The cryptocurrency market recovered from mid-June lows as the rally coincided with the overall stock market rebound. Cryptos have been rising at a higher rate over the past six weeks as volatile assets continue to swing rapidly.
How do major cryptos work?
Interestingly, Bitcoin (BTC) has not seen the same recovery as Ethereum (ETH) and other crypto platforms have experienced. Ethereum itself is up almost 70% from its recent lows hovering around $1,000 in mid-June, while Bitcoin is “only” up about 25% during this time. Part of this is that Ethereum fell to a large extent from early April to mid-June, as both are down around 50% from their early April level.
However, there are a few important reasons why Ethereum is recovering at a faster rate than Bitcoin. Some of them even have to do with the technology itself to change.
The Ethereum merger
Ethereum 2.0 is coming soon as it prepares to complete its transition from a proof-of-work (PoW) network to a proof of stake (PoS). The merge to version 2.0 has been a long wait with many delays, but, it seems, there are only a few more tests left before it’s finally complete. Merge for Ethereum’s final test network environment, Goerli, is occurring next week between August 6 and 12. Next, the Ethereum mainnet merger should take place in September if the test goes as planned.
Using a PoS consensus mechanism will allow Ethereum investors to earn rewards for staking their ether. PoS systems also require much less power than their PoW counterparts which tend to be extremely power-hungry, which has led to many environmental concerns about the impact of proof-of-work crypto platforms. One of the other major benefits of staking systems is that only investors who are financially committed to the success of the coin can earn rewards through staking.
The imminent merger of Etherum with a PoS system and the fact that it is the most used platform for the development of other cryptocurrencies has led more crypto investors to bet on its recovery.
The fall of Bitcoin
Alternatively, Bitcoin uses a PoW model and, more importantly, has failed in its task of acting as an inflation hedge or an asset that trades similarly to gold. Many investors believed Bitcoin could act as a hedge against inflation as a currency with no central authority meant to mimic gold in some ways, such as a limited supply that becomes increasingly difficult to exploit as there is less gold left. supply.

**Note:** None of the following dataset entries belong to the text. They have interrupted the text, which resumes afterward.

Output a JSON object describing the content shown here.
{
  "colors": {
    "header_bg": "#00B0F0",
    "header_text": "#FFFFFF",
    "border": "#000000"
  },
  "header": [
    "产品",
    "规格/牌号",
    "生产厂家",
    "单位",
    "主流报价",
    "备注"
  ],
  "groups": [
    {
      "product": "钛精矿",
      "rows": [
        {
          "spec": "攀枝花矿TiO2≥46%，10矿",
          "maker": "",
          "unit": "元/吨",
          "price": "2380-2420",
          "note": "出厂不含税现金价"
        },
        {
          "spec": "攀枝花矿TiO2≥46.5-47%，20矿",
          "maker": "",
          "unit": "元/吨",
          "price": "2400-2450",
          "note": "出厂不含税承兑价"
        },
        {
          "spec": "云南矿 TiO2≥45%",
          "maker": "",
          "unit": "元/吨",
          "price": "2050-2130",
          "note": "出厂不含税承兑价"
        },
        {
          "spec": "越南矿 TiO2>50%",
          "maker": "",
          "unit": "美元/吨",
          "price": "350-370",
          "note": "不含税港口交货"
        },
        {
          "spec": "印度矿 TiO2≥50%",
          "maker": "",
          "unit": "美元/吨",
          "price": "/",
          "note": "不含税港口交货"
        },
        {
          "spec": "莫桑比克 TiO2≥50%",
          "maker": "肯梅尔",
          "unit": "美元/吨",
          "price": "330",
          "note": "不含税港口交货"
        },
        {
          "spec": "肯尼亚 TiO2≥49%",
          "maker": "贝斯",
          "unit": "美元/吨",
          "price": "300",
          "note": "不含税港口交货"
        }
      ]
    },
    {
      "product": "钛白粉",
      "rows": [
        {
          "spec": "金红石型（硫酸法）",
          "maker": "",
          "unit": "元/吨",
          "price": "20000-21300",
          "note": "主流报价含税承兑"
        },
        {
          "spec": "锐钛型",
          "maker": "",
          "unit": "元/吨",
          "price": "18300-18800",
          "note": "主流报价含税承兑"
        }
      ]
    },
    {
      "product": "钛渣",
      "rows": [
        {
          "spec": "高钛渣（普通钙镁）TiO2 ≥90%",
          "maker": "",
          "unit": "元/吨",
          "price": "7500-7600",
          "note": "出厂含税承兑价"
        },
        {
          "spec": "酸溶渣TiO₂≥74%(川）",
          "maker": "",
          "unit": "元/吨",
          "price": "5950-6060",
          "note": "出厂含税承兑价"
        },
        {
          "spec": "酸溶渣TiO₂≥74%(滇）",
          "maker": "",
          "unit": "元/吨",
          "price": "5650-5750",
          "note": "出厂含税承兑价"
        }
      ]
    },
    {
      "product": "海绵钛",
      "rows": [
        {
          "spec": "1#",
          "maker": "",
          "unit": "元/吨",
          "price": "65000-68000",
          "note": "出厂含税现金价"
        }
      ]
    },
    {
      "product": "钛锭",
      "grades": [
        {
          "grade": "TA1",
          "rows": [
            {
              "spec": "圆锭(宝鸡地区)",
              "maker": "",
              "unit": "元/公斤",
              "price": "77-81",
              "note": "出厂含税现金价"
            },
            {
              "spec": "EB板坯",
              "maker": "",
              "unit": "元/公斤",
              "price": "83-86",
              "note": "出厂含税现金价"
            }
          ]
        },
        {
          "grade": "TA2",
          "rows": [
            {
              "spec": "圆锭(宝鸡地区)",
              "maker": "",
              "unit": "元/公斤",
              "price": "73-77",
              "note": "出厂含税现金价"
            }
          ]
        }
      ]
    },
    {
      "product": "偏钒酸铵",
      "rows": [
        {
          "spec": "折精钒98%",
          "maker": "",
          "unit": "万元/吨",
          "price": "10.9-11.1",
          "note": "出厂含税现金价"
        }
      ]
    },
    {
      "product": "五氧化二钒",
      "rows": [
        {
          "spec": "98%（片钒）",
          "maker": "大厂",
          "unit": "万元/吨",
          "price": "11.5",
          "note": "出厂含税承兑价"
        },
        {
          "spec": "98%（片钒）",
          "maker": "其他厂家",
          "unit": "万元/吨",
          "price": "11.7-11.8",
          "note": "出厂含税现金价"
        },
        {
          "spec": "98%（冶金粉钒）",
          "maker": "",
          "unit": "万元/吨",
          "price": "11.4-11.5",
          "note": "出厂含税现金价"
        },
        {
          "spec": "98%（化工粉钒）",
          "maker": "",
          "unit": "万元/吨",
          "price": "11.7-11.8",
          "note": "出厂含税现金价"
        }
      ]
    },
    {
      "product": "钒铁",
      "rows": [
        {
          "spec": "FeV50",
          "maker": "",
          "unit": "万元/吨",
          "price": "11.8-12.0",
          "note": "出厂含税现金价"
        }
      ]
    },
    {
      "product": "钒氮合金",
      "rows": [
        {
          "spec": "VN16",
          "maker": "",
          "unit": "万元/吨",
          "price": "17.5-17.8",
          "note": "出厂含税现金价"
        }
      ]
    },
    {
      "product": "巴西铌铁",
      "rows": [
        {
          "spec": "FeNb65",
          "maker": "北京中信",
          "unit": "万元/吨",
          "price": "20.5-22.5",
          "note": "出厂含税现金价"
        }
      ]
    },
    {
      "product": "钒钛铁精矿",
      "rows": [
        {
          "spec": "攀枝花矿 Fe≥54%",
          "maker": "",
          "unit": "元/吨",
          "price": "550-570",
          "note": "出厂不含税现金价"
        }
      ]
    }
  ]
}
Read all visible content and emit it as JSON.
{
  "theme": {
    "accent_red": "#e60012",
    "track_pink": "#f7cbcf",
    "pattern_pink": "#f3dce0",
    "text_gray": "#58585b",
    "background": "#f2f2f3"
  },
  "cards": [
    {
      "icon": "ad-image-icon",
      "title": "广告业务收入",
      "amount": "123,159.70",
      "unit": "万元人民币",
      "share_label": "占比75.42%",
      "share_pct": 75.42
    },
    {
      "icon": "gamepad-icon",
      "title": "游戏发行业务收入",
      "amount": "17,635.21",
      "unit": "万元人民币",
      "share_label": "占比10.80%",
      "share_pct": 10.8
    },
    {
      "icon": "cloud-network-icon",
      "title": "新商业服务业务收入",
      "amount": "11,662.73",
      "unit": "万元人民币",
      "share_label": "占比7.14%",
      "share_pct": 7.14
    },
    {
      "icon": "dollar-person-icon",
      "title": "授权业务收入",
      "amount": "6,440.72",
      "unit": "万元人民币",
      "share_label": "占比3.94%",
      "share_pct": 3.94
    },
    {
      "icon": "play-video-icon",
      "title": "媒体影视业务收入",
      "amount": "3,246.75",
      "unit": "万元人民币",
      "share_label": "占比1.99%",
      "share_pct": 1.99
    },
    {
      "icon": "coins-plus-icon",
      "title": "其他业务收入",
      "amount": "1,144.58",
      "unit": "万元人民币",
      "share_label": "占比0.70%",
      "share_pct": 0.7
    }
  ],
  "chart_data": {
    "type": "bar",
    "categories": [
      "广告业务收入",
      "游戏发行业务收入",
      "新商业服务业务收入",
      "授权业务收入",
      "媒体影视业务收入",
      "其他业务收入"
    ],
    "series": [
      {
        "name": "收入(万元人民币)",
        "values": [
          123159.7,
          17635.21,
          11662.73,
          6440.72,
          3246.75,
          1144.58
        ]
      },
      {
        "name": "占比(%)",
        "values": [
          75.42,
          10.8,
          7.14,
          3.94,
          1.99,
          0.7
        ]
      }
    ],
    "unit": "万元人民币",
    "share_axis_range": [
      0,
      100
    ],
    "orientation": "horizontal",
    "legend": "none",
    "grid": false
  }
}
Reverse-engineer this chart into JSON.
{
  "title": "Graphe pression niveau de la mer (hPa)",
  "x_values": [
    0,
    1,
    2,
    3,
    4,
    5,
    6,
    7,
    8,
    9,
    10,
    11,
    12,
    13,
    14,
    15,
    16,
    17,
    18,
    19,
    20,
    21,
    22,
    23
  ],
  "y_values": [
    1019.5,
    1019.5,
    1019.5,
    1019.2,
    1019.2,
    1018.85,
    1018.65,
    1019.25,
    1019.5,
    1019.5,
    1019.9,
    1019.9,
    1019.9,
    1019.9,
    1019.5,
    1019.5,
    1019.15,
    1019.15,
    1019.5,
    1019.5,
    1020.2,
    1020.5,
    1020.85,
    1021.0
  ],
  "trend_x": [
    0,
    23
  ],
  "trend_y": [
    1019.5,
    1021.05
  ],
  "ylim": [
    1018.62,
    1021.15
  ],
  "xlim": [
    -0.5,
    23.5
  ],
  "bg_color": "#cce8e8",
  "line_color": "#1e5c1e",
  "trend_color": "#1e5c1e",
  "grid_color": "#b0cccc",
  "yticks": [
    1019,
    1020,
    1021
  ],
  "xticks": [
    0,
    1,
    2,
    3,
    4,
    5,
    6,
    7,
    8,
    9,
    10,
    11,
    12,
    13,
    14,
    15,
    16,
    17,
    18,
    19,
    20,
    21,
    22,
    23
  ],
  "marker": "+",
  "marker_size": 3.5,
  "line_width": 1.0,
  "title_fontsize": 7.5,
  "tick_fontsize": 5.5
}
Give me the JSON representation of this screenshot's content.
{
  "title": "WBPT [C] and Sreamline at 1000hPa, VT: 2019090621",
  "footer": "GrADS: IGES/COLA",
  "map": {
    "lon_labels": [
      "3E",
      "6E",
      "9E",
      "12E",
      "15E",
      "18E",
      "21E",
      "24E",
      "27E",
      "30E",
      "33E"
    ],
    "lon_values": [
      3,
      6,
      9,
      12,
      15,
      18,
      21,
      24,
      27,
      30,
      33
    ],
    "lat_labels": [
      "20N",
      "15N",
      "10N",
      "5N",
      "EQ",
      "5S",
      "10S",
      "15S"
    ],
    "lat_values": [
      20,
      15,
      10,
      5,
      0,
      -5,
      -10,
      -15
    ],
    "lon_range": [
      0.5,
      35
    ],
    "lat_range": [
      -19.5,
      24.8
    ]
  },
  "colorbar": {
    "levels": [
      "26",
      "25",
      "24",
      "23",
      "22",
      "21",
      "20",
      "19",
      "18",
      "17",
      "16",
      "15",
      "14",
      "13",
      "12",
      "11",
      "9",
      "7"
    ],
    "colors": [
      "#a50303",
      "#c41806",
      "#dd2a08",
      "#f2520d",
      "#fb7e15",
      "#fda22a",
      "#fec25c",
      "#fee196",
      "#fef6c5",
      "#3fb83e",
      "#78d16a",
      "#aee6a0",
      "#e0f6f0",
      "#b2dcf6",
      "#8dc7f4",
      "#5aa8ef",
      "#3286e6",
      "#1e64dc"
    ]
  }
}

Bitcoin has fallen significantly from highs reached in November 2021 and has been more correlated to broader markets, especially tech stocks, than many expected. The cryptocurrency has suffered along with the stock market in 2022, with Federal Reserve policy decisions and international affairs such as the Russian invasion of Ukraine having huge impacts on its value.
Bitcoin has reached a point where it trades much more like another tech stock than a completely uncorrelated asset class. This relationship has only grown stronger as more companies invest in cryptos. In fact, overall retail speculative activity is extremely correlated to the price of Bitcoin when comparing total call option contracts to bitcoin price chart.
Cryptos have had a nice rally over the last month and a half, but there is still a long way to go to reach where they were earlier in the year, let alone the highs set in November of last year. The total cryptocurrency market capitalization sits at just under $1.1 trillion, almost half of what it was in early April, when it hovered around 2.15. trillions of dollars. The biggest tech coin, Bitcoin, is struggling to recover from lows as quickly while Ethereum remains a favorite to rebound as it prepares to finally complete its meltdown towards 2.0.